Questi testi sono strumenti che autori e lettori possono usare per dare un senso, per esplorare, forse persino per trasformare un’esperienza così devastante e, come dice Sofija Markovic, “non scelta”. Sono pratiche creative che permettono di confrontarsi con un mondo vitale che è stato irrevocabilmente alterato. Ci dicono molto sul ruolo delle pratiche auto-narrative letterarie nel gestire e negoziare i processi di lutto, più che sulla fenomenologia del lutto per se.

Verso un approccio interdisciplinare: filosofi, narratologi e scienziati cognitivi a braccetto

Cosa propongo, dunque, per il futuro? Un bell’approccio interdisciplinare! Immaginate filosofi della mente, esperti di fenomenologia, narratologi cognitivi e scienziati cognitivi che studiano insieme questi testi. L’obiettivo non sarebbe più cercare “la verità” del lutto dentro le pagine, ma capire come queste “tecnologie narrative del mondo del lutto” funzionano. Come contribuiscono, se lo fanno, a rinegoziare una connessione con un mondo reso futile e volatile? Quali sono i limiti del narrare esperienze e ricordi legati al lutto? Cosa si può dire, e cosa deve rimanere indicibile, attraverso la creazione di questi artefatti letterari autoreferenziali?

Questo tipo di studio potrebbe analizzare sia la prospettiva di chi scrive (come l’atto di creare e revisionare un memoir aiuta a processare il lutto) sia quella di chi legge (come questi testi risuonano con le aspettative e le esperienze personali dei lettori, come influenzano la loro comprensione del lutto).

Riscoprire il valore delle memorie di lutto (nel modo giusto)

In conclusione, amici, le memorie di lutto sono tesori preziosi. Ma, come tutti i tesori, vanno maneggiati con cura e con la giusta consapevolezza.
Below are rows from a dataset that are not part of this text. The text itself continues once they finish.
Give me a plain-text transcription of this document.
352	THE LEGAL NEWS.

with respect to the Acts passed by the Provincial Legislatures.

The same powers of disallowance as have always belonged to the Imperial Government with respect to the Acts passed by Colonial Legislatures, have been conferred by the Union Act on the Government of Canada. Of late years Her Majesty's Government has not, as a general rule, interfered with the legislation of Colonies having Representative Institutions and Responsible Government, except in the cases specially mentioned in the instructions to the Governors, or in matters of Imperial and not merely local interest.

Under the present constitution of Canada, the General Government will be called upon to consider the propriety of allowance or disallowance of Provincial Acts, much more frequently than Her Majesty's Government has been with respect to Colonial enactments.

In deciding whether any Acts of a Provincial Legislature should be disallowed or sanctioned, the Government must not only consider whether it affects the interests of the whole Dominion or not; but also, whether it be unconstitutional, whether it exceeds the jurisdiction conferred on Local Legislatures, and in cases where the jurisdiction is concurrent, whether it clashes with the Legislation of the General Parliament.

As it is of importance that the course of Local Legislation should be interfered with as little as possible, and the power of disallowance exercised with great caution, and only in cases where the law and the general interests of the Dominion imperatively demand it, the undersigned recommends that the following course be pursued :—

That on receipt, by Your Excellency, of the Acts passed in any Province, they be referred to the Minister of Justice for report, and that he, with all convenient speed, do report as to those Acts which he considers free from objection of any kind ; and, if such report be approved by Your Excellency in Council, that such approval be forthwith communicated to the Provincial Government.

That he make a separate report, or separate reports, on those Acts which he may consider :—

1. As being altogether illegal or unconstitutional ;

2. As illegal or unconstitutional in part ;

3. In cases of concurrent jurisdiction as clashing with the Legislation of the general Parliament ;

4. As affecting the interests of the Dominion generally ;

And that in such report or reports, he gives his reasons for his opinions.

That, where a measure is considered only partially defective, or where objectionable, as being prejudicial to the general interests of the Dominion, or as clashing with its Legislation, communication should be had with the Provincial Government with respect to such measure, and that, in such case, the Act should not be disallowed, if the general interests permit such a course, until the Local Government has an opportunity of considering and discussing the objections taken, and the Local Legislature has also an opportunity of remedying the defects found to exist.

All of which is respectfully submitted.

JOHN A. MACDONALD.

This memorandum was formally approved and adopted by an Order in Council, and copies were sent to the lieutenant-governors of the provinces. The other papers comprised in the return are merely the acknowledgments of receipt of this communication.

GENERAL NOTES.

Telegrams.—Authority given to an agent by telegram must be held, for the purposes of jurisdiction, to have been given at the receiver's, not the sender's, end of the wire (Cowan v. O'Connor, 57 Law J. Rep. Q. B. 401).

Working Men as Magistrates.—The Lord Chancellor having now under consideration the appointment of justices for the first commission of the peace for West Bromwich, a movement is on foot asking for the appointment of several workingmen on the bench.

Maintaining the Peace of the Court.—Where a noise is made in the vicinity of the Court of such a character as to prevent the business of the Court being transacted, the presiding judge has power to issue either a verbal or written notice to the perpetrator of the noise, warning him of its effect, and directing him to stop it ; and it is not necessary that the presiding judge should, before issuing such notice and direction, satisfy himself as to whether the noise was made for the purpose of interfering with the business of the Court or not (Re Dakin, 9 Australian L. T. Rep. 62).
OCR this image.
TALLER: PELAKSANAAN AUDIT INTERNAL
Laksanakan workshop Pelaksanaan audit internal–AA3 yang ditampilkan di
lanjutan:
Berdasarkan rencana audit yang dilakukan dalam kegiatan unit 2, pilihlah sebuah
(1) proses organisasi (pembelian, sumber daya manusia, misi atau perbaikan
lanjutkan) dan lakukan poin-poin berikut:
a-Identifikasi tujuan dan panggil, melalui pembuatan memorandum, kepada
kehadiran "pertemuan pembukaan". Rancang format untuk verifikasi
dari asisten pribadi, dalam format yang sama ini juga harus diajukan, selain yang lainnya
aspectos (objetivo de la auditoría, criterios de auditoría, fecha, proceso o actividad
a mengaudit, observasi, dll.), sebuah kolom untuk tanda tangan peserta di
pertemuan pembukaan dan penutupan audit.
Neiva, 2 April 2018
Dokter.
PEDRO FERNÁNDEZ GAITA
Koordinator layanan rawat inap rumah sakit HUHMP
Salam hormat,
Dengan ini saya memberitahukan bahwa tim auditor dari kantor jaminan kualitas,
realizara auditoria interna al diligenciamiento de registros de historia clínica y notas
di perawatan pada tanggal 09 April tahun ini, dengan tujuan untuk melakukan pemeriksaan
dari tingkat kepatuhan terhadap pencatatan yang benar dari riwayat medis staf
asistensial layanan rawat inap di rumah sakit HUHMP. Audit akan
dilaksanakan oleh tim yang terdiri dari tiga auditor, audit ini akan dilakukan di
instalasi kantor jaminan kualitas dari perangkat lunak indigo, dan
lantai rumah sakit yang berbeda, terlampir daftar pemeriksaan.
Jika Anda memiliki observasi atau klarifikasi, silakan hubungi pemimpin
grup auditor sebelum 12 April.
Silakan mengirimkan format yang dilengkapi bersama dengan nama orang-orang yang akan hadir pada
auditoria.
Non sono finestre trasparenti sull’esperienza del dolore, ma mappe affascinanti di come cerchiamo di orientarci quando quel dolore ci travolge, usando gli strumenti potenti della narrazione e della letteratura.

Trattarle come semplici “prove” rischia di sottovalutare la loro complessità e il loro status di artefatti, portando magari a generalizzazioni indebite sull’esperienza del lutto (spesso basate su un corpus di testi scritti da autori occidentali, affermati e anglofoni). Invece, studiarle come “tecnologie del mondo del lutto” può aprirci nuove prospettive sulla relazione tra narrazione, esperienza e trasformazione personale di fronte a una delle sfide più grandi della vita.